Lem is a Scientific Pessimist, and one of the most underlooked cultural commentators out there, given how relevant the stuff he came up with has to do with Superintelligence, Information, and Cybernetics. Thus the essay on Stapledon outlines his moral stance:
"The passengers of a mailcoach, and even the coachman, may allow themselves to doze off now and then; the civilizational equivalent of this is utopian reverie with no empirical status. But race-car drivers may not lapse into reveries, and it does not matter whether they are sweet or horrible; they must be alert for each curve in the road scantily lit by the headlights. In the same way, a civilization like ours may not content itself with fantastic visions, no matter whether they are rose-tinted or black as soot. Good prognoses are a matter of life and death. The total rigidification of a dynamic system like humanity as it develops over several billion years is inconceivable. We have not seen a single process with that degree of stability in the whole observable universe, if we are speaking of truly complex processes. Earthly civilization as a whole has never achieved uniform stasis; and this is probably why the idea haunts us that it would be the peak, the state of equilibrium, of the dynamic process of perfection, which, once reached, will sustain itself automatically. But all new data that cause the restructuring of systems can disturb the previous equilibrium. The information-content of science is like the liquid that fills a syringe, and the introduction of civilization into life (i.e., the instrumental utilization of acquired theoretical knowledge) is like the injection itself; obviously, not every injection is absolutely beneficial, let alone a gift, merely because it is new. The histories of science and technology teach us that only the most direct consequences of the "injection of the new" can be foreseen in general terms. The later, and more far-reaching, consequences are unpredictable. At least they have been in the past. "
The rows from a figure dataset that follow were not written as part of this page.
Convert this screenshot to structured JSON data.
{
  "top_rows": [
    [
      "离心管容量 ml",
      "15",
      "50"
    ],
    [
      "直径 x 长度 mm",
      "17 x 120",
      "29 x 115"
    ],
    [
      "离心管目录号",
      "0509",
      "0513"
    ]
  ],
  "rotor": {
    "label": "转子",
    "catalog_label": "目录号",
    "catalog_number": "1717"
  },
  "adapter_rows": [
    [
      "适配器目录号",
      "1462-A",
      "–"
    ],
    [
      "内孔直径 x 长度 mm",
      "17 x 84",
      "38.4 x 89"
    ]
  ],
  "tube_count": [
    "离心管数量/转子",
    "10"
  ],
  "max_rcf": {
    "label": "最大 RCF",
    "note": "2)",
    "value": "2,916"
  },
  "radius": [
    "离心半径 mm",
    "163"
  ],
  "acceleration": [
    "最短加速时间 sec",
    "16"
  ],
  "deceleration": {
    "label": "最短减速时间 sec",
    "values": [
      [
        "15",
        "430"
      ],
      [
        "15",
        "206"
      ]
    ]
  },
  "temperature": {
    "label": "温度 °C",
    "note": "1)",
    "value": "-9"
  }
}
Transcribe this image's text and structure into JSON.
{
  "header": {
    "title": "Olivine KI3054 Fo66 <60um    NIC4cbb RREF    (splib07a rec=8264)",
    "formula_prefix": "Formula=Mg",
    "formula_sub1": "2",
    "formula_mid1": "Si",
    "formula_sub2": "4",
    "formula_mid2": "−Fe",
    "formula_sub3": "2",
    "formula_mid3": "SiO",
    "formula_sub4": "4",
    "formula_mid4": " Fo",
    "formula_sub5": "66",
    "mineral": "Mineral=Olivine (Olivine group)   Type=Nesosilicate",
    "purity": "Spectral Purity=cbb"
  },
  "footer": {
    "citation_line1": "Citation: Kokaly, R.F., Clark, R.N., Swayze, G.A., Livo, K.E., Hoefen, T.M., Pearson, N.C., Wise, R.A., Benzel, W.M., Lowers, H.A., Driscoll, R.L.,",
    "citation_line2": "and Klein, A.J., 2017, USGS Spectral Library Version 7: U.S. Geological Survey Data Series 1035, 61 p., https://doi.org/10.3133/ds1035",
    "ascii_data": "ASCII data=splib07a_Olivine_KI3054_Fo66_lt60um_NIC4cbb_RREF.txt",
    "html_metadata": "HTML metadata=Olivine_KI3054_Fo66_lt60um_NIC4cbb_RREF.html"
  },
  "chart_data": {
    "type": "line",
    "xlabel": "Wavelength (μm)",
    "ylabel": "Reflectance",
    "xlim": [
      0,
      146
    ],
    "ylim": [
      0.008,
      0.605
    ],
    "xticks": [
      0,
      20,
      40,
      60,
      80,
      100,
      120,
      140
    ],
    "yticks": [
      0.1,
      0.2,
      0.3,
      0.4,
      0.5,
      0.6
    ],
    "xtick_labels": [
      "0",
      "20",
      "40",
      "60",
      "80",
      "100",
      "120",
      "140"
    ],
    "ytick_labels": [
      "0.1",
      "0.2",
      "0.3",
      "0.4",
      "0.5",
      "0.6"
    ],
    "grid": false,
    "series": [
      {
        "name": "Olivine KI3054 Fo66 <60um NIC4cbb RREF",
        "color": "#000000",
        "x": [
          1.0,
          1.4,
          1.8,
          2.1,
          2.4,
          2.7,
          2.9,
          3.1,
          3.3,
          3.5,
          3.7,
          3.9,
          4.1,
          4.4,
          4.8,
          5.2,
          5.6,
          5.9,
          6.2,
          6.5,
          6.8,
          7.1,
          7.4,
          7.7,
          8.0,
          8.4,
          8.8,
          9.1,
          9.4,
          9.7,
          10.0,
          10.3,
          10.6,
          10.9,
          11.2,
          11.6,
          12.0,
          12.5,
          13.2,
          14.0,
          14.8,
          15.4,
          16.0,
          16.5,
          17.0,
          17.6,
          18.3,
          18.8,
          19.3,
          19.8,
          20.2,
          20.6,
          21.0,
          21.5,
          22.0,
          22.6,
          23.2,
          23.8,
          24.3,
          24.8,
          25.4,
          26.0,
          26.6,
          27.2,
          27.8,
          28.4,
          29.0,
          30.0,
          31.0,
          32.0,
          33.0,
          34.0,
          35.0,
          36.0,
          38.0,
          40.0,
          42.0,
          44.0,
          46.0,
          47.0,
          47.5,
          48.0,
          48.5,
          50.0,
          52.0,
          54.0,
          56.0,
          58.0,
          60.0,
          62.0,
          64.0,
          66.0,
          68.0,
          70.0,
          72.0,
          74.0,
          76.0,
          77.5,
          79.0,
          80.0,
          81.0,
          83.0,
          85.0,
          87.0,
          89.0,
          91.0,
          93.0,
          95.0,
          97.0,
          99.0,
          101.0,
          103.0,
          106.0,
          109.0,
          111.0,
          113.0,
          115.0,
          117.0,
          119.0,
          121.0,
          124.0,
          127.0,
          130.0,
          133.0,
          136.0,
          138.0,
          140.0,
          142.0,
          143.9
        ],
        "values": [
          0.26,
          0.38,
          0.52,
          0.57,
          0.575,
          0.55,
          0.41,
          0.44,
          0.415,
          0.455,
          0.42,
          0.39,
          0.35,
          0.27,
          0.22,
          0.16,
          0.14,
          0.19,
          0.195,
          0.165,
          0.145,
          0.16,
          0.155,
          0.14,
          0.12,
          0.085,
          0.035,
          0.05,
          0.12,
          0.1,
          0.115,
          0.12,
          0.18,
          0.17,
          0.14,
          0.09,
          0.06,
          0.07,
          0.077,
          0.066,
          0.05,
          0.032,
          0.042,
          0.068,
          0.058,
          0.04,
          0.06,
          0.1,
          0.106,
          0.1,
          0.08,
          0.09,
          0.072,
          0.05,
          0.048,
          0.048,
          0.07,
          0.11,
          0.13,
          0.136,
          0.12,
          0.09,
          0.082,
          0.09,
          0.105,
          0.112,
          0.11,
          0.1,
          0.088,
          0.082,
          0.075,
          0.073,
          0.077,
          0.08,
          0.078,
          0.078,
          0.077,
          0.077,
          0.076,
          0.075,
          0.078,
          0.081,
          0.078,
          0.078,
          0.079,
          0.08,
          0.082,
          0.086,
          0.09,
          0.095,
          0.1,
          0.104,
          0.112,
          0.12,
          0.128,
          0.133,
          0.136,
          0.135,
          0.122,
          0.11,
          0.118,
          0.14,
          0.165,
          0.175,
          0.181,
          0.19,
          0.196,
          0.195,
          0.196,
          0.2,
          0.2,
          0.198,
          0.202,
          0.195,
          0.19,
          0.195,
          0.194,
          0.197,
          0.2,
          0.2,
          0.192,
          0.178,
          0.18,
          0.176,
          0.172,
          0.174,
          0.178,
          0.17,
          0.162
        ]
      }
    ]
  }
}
>>7662950 Its like before, there's hardly a comparison between them as their aims were so different. So I'm not really seeing how Borges was btfo by Lem, or what Lem even thinks Borges was supposed to be doing instead.
>He even attacked Solaris by Tarkovsky for changing his SF plot into mystical drivel. Lol it seems he was more pissed about all the movies being turned into petty dramas instead of remaining faithful to the original vision.